Comcast announced Wednesday that it would extend its initial three-month grace period to allow customers to adjust to the data cap, which debuted Jan. 1. Customers will not see any extra charges for exceeding the cap until their August bill, Fox said.

“Most of our customers will not be impacted by this, and there’s ample time for customers to understand their usage and look at the unlimited data options if they do find themselves going over 1.2 terabytes,” Fox said.

But the Baltimore councilmen and Digital Equity Coalition noted a recent statement by Tony Werner, Comcast’s president of technology, that rising internet usage from remote working, learning and entertainment “has all been within the capability of the network.”

“If the pandemic related surges in data usage, which were up 32% in March, are within the capability of the network, then there is no reason for the looming data cap policy,” they wrote.

Fox declined to elaborate on the specific reasons for the timing of the policy change, but she said Comcast “definitely took pandemic usage into account.”

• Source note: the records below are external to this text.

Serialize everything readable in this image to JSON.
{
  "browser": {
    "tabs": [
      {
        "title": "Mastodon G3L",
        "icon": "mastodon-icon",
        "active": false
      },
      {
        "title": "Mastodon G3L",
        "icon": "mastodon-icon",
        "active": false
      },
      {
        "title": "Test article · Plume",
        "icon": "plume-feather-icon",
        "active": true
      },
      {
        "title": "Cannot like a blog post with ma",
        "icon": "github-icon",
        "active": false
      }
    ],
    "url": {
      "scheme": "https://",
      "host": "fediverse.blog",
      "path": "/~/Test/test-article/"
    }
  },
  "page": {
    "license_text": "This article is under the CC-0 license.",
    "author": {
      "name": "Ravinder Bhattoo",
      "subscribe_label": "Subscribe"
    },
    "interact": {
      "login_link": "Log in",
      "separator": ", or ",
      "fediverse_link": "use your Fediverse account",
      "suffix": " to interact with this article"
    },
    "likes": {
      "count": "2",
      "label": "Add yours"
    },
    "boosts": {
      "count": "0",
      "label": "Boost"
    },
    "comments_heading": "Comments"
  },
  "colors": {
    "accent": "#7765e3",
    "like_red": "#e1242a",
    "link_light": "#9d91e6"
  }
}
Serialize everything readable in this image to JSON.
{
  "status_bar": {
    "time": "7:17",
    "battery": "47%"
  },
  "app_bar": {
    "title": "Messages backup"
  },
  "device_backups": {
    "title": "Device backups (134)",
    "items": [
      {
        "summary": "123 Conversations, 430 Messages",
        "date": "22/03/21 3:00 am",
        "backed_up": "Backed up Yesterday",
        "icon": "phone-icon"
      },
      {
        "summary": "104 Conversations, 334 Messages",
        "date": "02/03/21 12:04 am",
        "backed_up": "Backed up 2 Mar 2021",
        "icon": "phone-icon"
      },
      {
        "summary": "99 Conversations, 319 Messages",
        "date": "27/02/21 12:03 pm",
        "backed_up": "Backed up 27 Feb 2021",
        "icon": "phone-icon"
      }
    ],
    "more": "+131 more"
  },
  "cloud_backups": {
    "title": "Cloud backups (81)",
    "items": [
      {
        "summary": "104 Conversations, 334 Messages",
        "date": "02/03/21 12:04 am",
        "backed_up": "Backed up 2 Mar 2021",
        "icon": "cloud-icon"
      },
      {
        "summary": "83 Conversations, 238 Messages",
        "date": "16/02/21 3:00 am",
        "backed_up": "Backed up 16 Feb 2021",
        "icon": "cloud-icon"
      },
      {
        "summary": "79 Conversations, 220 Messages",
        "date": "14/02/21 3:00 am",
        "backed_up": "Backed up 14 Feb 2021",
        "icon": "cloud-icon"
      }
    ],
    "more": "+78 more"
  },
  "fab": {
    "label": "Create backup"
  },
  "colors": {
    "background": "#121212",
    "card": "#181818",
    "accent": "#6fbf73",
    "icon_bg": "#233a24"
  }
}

Under the data cap, customers without an unlimited plan will be charged $10 plus tax for every 50 gigabytes beyond the new threshold, up to a monthly max of $100, the company has said.

While pricing on plans varies, customers with their own modem and router can join an unlimited data plan for $30 a month, according to the company. Customers who lease an Xfinity modem can get unlimited data, plus some other features, for $11 more a month.

About 96,000 households in Baltimore lack wired broadband service, and an additional 52,000 do not have broadband of any type, the councilmen and coalition said. Half of non-broadband subscribers cited high prices as the reason they lack service, they wrote, citing a 2019 Pew Research Survey.

“Our most vulnerable residents should not be faced with further threats to their economic livelihood,” they wrote. “We must protect the households that currently subscribe to this vital utility and also to ensure that those most impacted by the pandemic, Black and Latinx households, do not bear the brunt of capricious fees.”

Tia Price, director of the Baltimore Digital Equity Coalition, accused Comcast of “monetizing off of the pandemic” and noted that 5% of customers — the number Comcast said initially would be affected — equals about one in every 20 Baltimore households.

The Comcast spokeswoman, who backed off the 5% figure Wednesday, declined to provide an updated estimate of how many households would likely hit the cap.

“I see this as one step closer to charging people more money,” Price said in an interview. “If we don’t start to watch when these incremental changes happen, where are we going to be a year or two years from now?”